E lá se foi o tal de
José Wilker
Lembro bem de José
Wilker. Tempo houve em que alguém me comparava a ele dizendo que tínhamos
semelhanças no rosto e na voz. No rosto, não, eu replicava. Talvez na expressão
(onde, talvez, as semelhanças sejam ainda mais improváveis).
Lembro de José Wilker
porque neste país inundado pelo que os críticos de tevê chamam pomposos
teledramaturgia você acaba virando expert em tevê mesmo odiando tevê, como é
meu caso. Sei que José Wilker fez umas quantas novelas e uns tantos filmes. (Aquela
bobagem Dona Flor etc., me parece que do Jabor, baseado no espertalhaço Jorge
Amado.)
De repente só se fala
em José Wilker. Pelo menos nos jornais e revistas online que leio diariamente. Sei
lá quanta gente no velório, sei lá que multidão no crematório, os testemunhos
de colegas, namoradas, esposas. Imagino a comoção que a morte do distinto deflagrou
nos faces da vida. E a repentinidade do passamento. O pobre dormia e veio a
ceifadeira e zupt! levou o cabra sei lá pra onde. En passant, foi a morte com que
todos sonhamos desde a primeira infância: dormia. Qual um anjo. Também quero ir
assim. Você também quer ir assim. Meu primo Belardino também queria ir assim
mas um Scania modelo 380, branco, ano 2009, foi mais rápido e zupt! levou meu
primo Belardino sei lá pra onde.
Que extraordinário fascínio
exerce a morte sobre nossas cabecinhas de palito de fósforo. Tudo bem, esta não
é uma constatação original, mas a morte igualmente não é um evento incomum. E mesmo
assim todo mundo e seu frentista predileto dedica metade da vida a falar
freneticamente dela. Posso muito bem, portanto, encasquetar um clichezinho aqui
na maciota só pra repetir o que todo frentista e seu cliente preferido já sabe.
É óbvio, claro. É
claro, óbvio.
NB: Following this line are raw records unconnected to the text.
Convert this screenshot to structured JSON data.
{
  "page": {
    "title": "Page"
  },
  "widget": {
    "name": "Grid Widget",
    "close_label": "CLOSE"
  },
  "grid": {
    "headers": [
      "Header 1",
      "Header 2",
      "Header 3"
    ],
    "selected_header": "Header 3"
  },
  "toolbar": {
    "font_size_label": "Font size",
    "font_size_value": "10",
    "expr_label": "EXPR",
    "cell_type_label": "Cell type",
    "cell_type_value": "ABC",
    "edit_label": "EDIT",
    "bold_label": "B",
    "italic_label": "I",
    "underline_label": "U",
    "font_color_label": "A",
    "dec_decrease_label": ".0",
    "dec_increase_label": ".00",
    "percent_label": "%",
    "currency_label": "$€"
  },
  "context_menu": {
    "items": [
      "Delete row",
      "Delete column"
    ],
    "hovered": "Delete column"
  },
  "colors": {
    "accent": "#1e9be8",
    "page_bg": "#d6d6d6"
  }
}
O tal José Wilker não passava de mais um canastraço catapultado
ao estrelado pela INDÚSTRIA DO ENTRETENIMENTO, como dizem nos EUA ou pela indústria
cultural como escolhemos dizer aqui. Lembro direitinho da atuação de Wilker na
tevê. Tudo bem, a tevê meio que destrói ou desfigura todos que entram dum lado
pra sair do outro. Lembro também, também direitinho, de Paulo Autran numa
novela. Irreconhecível frente aquele que vi várias vezes no teatro. A câmara homogeneíza
tudo e todos. É o primeiro, e maior, problema do cinema. Existe uma máquina
entre você e a “obra”. Como já mencionei duzentas e quinze mil vezes, na
literatura estamos livres pelo menos dessa intermediação nefasta. O que disse
ontem sobre a poesia repito agora sobre o cinema, i.e., curta à vontade, só não
chame de arte.
Faz séculos que não
vejo um filme. Tenho várias centenas de devedês aqui em casa mas tudo que
consigo é ciscar dois ou três minutos, desligar o aparelho e voltar pro
computador ou pegar de volta o livro que estava lendo. Um ou outro francês até
que é engraçadinho, quando me acho excepctionalmente grato por viver. Aquele rapaz
que ganhou o Oscar por aquele filme mudo há uns anos, aquele é bom. mas já
virou farofa hollywoodiana, digno da lata de lixo. Tudo é truque, não é? E os
truques se expõem a nada com fulminante rapidez e em dois minutos o desencanto
impera. Já escrevi que literatura também é truque mas, depedendo do
ilusionista, ou você não percebe ou morre quebrando a cabeça tentando desvendar
a geringonça. Aí é que está o “truque”. Ou seja, a graça. Tudo hoje é
asquerosamente fácil e consumível. Você aperta um botão ou clica uma tecla e
zupt! aquilo que supostamente devia ser um milagre se materializa antes teus
olhos e zupt! teu cérebro entra num êxtase catártico anestesiado imbecilizante.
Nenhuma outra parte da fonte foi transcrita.